Among the key designers who made a bold and lasting impression on women’s fashion in the 20th century, Gabrielle “Coco” Chanel deserves special recognition. Born in Saumur, in the Loire Valley of France, Chanel survived an impoverished childhood and strict convent education. The difficulties of her early life inspired her to pursue a very different lifestyle, first on the stage, where she acquired the nickname “Coco,” and then as a milliner.With the help of one of the male admirers who would provide key financial assistance and social connections over the course of her career, Chanel opened her first shop in Paris in 1913, followed by another in the resort town of Deauville. Selling hats and a limited line of garments, Chanel’s shops developed dedicated customers who quickly made her practical sportswear a great success. Much of Chanel’s clothing was made of jersey (which is a tough medium to start out with in the sewing world), a choice of fabric both unusual and inspired. Until the designer began to work with it, jersey was more commonly used for men’s underwear. With her financial situation precarious in the early years of her design career, Chanel purchased jersey primarily for its low cost. The qualities of the fabric, however, ensured that the designer would continue to use it long after her business became profitable. The fabric draped well and suited Chanel’s designs, which were simple, practical, and often inspired by men’s wear, especially the uniforms prevalent when World War I broke out in 1914.
Chanel’s uncluttered styles, with their boxy lines and shortened skirts, allowed women to leave their corsets behind and freed them for the practical activities made necessary by the war. Elements of these early designs became the trademark of the Chanel look. Chanel took great pride as a woman in designing for other women, and by 1919, at the age of thirty-two, she enjoyed huge success, with clients around the world. Soon after, she relocated her couture house in Paris to 31 Rue Cambon, which remains the center of operations for the House of Chanel today.

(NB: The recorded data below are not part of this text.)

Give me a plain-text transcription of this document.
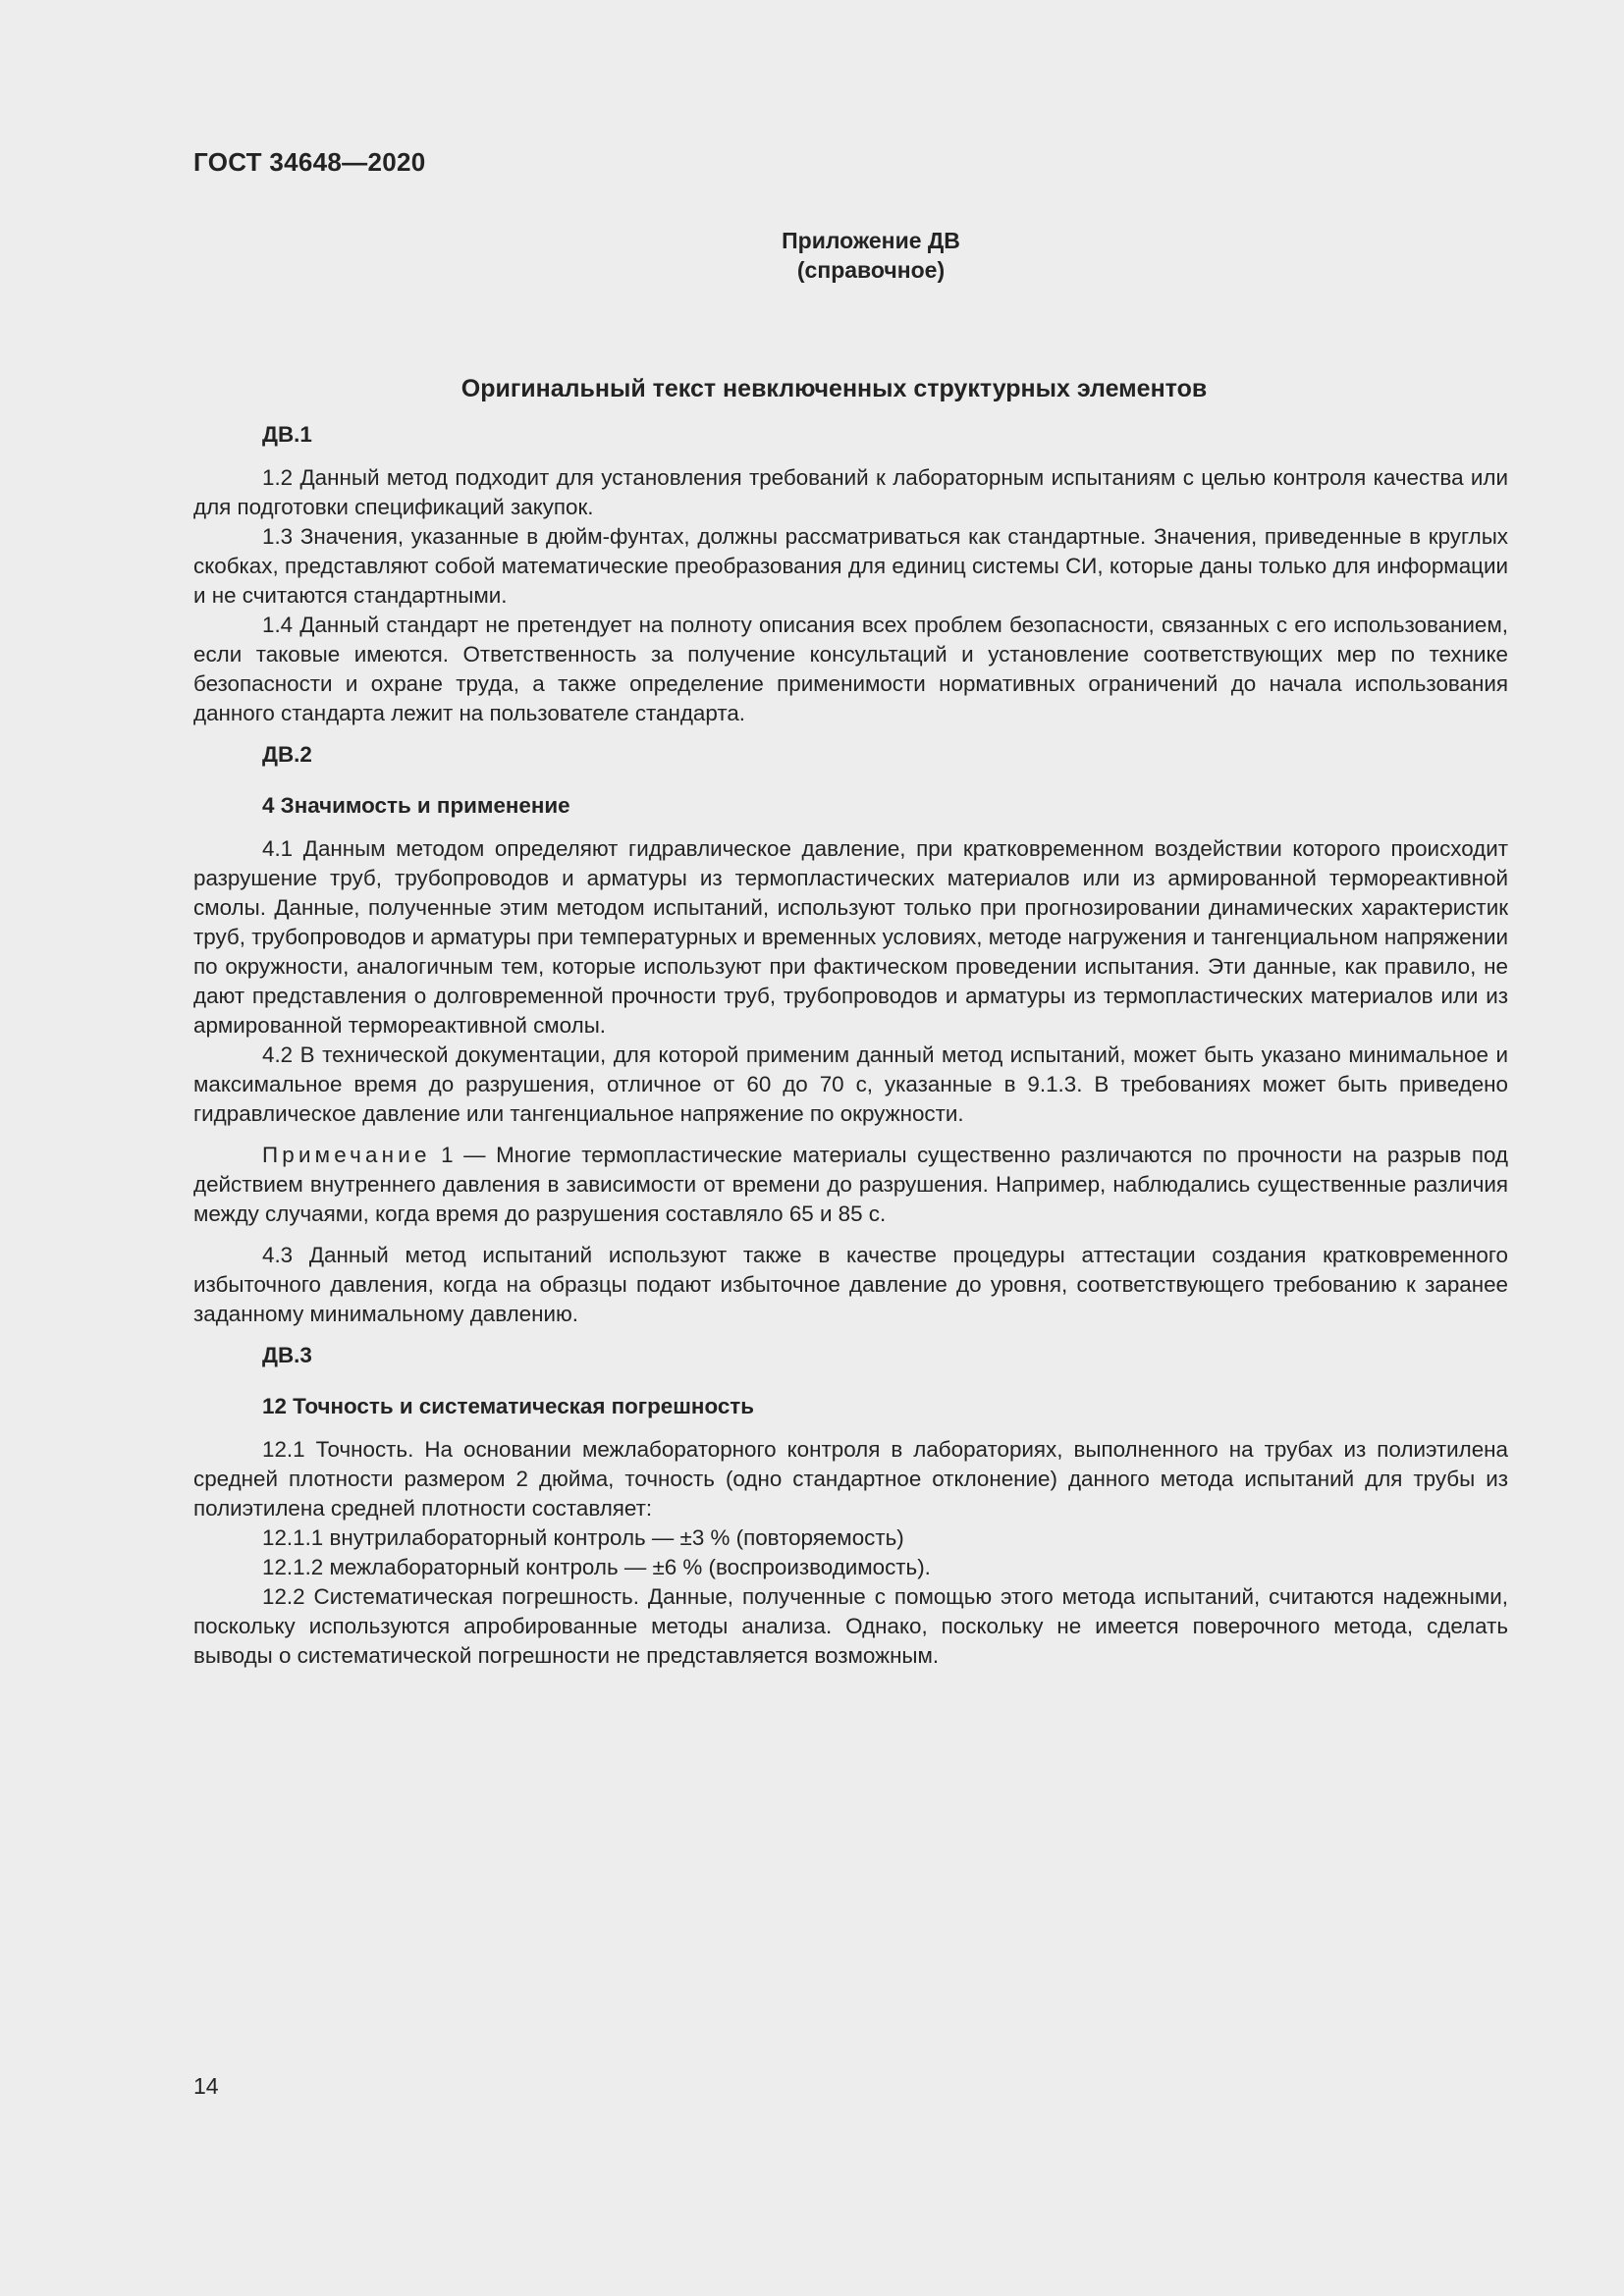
ГОСТ 34648—2020
Приложение ДВ
(справочное)
Оригинальный текст невключенных структурных элементов

ДВ.1

1.2 Данный метод подходит для установления требований к лабораторным испытаниям с целью контроля качества или для подготовки спецификаций закупок.

1.3 Значения, указанные в дюйм-фунтах, должны рассматриваться как стандартные. Значения, приведенные в круглых скобках, представляют собой математические преобразования для единиц системы СИ, которые даны только для информации и не считаются стандартными.

1.4 Данный стандарт не претендует на полноту описания всех проблем безопасности, связанных с его использованием, если таковые имеются. Ответственность за получение консультаций и установление соответствующих мер по технике безопасности и охране труда, а также определение применимости нормативных ограничений до начала использования данного стандарта лежит на пользователе стандарта.

ДВ.2

4 Значимость и применение

4.1 Данным методом определяют гидравлическое давление, при кратковременном воздействии которого происходит разрушение труб, трубопроводов и арматуры из термопластических материалов или из армированной термореактивной смолы. Данные, полученные этим методом испытаний, используют только при прогнозировании динамических характеристик труб, трубопроводов и арматуры при температурных и временных условиях, методе нагружения и тангенциальном напряжении по окружности, аналогичным тем, которые используют при фактическом проведении испытания. Эти данные, как правило, не дают представления о долговременной прочности труб, трубопроводов и арматуры из термопластических материалов или из армированной термореактивной смолы.

4.2 В технической документации, для которой применим данный метод испытаний, может быть указано минимальное и максимальное время до разрушения, отличное от 60 до 70 с, указанные в 9.1.3. В требованиях может быть приведено гидравлическое давление или тангенциальное напряжение по окружности.

Примечание 1 — Многие термопластические материалы существенно различаются по прочности на разрыв под действием внутреннего давления в зависимости от времени до разрушения. Например, наблюдались существенные различия между случаями, когда время до разрушения составляло 65 и 85 с.

4.3 Данный метод испытаний используют также в качестве процедуры аттестации создания кратковременного избыточного давления, когда на образцы подают избыточное давление до уровня, соответствующего требованию к заранее заданному минимальному давлению.

ДВ.3

12 Точность и систематическая погрешность

12.1 Точность. На основании межлабораторного контроля в лабораториях, выполненного на трубах из полиэтилена средней плотности размером 2 дюйма, точность (одно стандартное отклонение) данного метода испытаний для трубы из полиэтилена средней плотности составляет:

12.1.1 внутрилабораторный контроль — ±3 % (повторяемость)

12.1.2 межлабораторный контроль — ±6 % (воспроизводимость).

12.2 Систематическая погрешность. Данные, полученные с помощью этого метода испытаний, считаются надежными, поскольку используются апробированные методы анализа. Однако, поскольку не имеется поверочного метода, сделать выводы о систематической погрешности не представляется возможным.

14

Following Chanel’s death in 1971, several of her assistants designed the couture and ready-to-wear lines until Karl Lagerfeld took over the haute couture design in 1983 and ready-to-wear in 1984. Lagerfeld, like Chanel at the time of her comeback, looked to past designs for the secret to his success. His designs incorporated signature Chanel details, tweed fabrics, colors, gold chains, quilt-stitched leather, and the famous linked “CC” logo. In later collections, Lagerfeld became more irreverent, deconstructing some of the ladylike polish of Chanel’s 1960s looks. Playing with the fact that Chanel’s favorite jersey fabric had been used for men’s underwear at the turn of the twentieth century, Lagerfeld even incorporated men’s T-shirts and briefs into his designs.Nonetheless, Lagerfeld’s ability to continuously mine the Chanel archive for inspiration testifies to the importance of Gabrielle Chanel’s contributions to women’s fashion in the twentieth century. Still today Chanel is up and running with the most timeless garments yet.